FULL VERSION of INTERSECTION. 1972



UNRELEASED – Produced 1972 Copyright DBMc Inc.
This is an experimental film that was made while I was an undergraduate at the UCLA Film School in the early 1970s. My Marin County partners in crime, Jessica Roth and Bruce McCauley, brought the vision of this era into reality...they lived it! I regret Bruce died before the invention of UTUBE. This film was even made before MTV…image that! 
Nobody was combining motion picture film with rock and roll for theatrical release in those days. ” Shorts” were the little pictures that were seen in-between the feature films. We were dismissed as CRAZY invaders from San Francisco by our LA colleagues. The audio was made for quad-theaters (very hot in 1972) and thus takes some work to reduce 35 separate audio tracks into this format.
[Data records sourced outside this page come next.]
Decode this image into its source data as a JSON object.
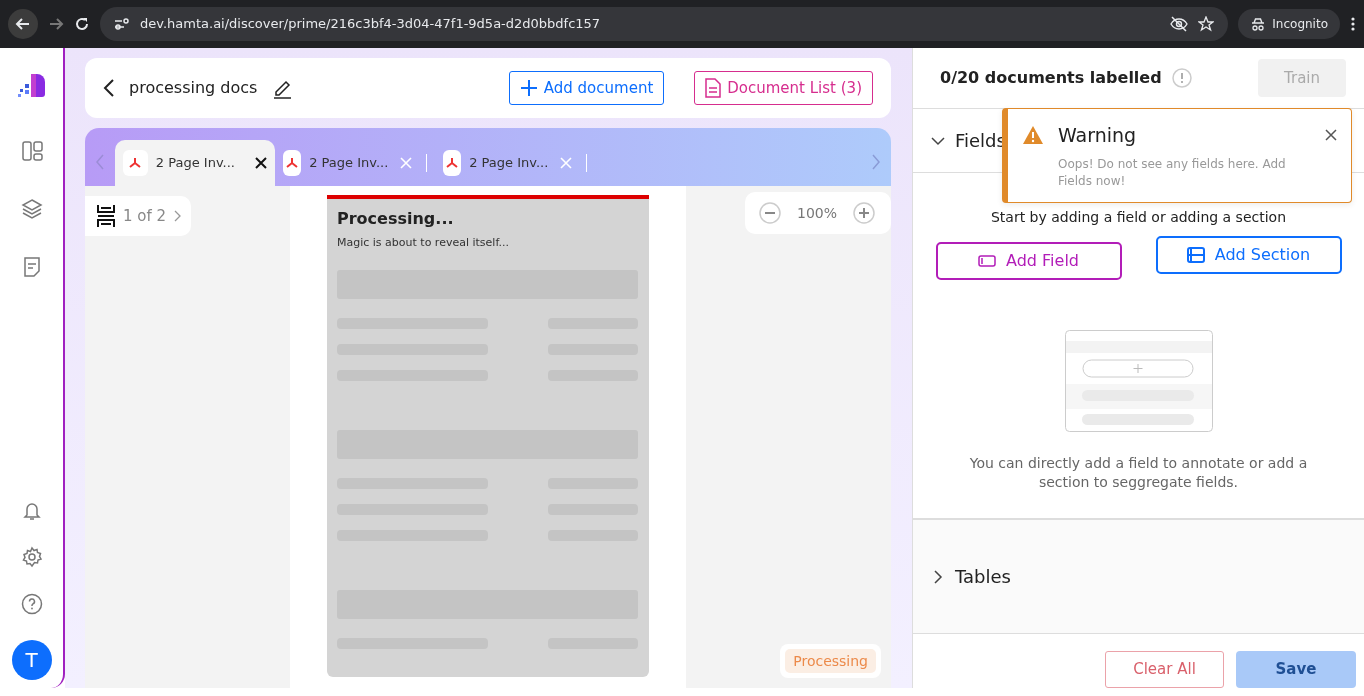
{
  "browser": {
    "url": "dev.hamta.ai/discover/prime/216c3bf4-3d04-47f1-9d5a-d2d0bbdfc157",
    "profile": "Incognito"
  },
  "sidebar": {
    "avatar": "T"
  },
  "header": {
    "title": "processing docs",
    "add_document": "Add document",
    "document_list": "Document List (3)"
  },
  "tabs": [
    {
      "label": "2 Page Inv...",
      "selected": true
    },
    {
      "label": "2 Page Inv...",
      "selected": false
    },
    {
      "label": "2 Page Inv...",
      "selected": false
    }
  ],
  "viewer": {
    "pager": "1 of 2",
    "doc_title": "Processing...",
    "doc_subtitle": "Magic is about to reveal itself...",
    "zoom": "100%",
    "status": "Processing"
  },
  "panel": {
    "count": "0/20 documents labelled",
    "train": {
      "label": "Train",
      "disabled": true
    },
    "sections": [
      {
        "title": "Fields",
        "expanded": true
      },
      {
        "title": "Tables",
        "expanded": false
      }
    ],
    "intro": "Start by adding a field or adding a section",
    "add_field": "Add Field",
    "add_section": "Add Section",
    "hint": "You can directly add a field to annotate or add a section to seggregate fields.",
    "clear_all": {
      "label": "Clear All",
      "disabled": true
    },
    "save": {
      "label": "Save",
      "disabled": true
    }
  },
  "toast": {
    "title": "Warning",
    "message": "Oops! Do not see any fields here. Add Fields now!"
  }
}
It was mono in the car and blasts to quad when Wolfman or Todd hits the screen. We did a fantasy reveal on Wolfman in this short...due to the fact that very few people had ever seen him. Lucas had not released his vision of 4th Street in San Rafael just yet. 
For me and millions of other nocturnal radio listeners Wolfman was a nightly mystery of rock and roll interspersed with all kinds of babble and humor...so this is how we shared him. Todd composed his song “Wolfman Jack” that honors and gives praise the number one crazy cat alive! Someone tweeted that Todd played this for this 60th birthday party which had to be really fun for those lucky ones on Kauai.
This short is about 4 solitary guys spinning around in Los Angeles at a very creative time, the 1970s. Each one is at the top of their game and the games are quite different. George and Ms. Bobby are two lonely souls heading into the sunset.... on Sunset Blvd....listening to the radio. They collide on the boulevard.
George Jennings (driver) lived in Oakland and drove for the transit company. He is in search of a party. 
Ms. Bobby (sweet hitch hiker) is heading for the Chateau Marmount Hotel. She played the 70’s rock groupie to a tee during this collision of souls. In reality she was part of a San Francisco midnight theater group of entertainers, The Cockettes. No one has ever pickup on the fact that Ms. Bobbi was such a terrific LGBT actor…I think it is important to share this now to let you know of our support for the cause decades ago.
I do wish you could have seen this on the big screen with quad audio. It just wasn’t in the cards for me.
Enough for now…enjoy the history and fun.

3 comments:

jc said...

Thanks for posting it. Great to see footage from 1972. The syrupy smog was a real memorable thing from my childhood in Glendale, visible in the film. A treat to see footage of Todd in this era

jc said...

Thanks for posting this. Fun to see footage from 1972. LA's syrupy smog was pretty memorable from my childhood in Glendale, and it really shows in the film. A treat to see footage of Todd in this era.

Mrthnmn said...

How did you get songs from AWATS in '72!?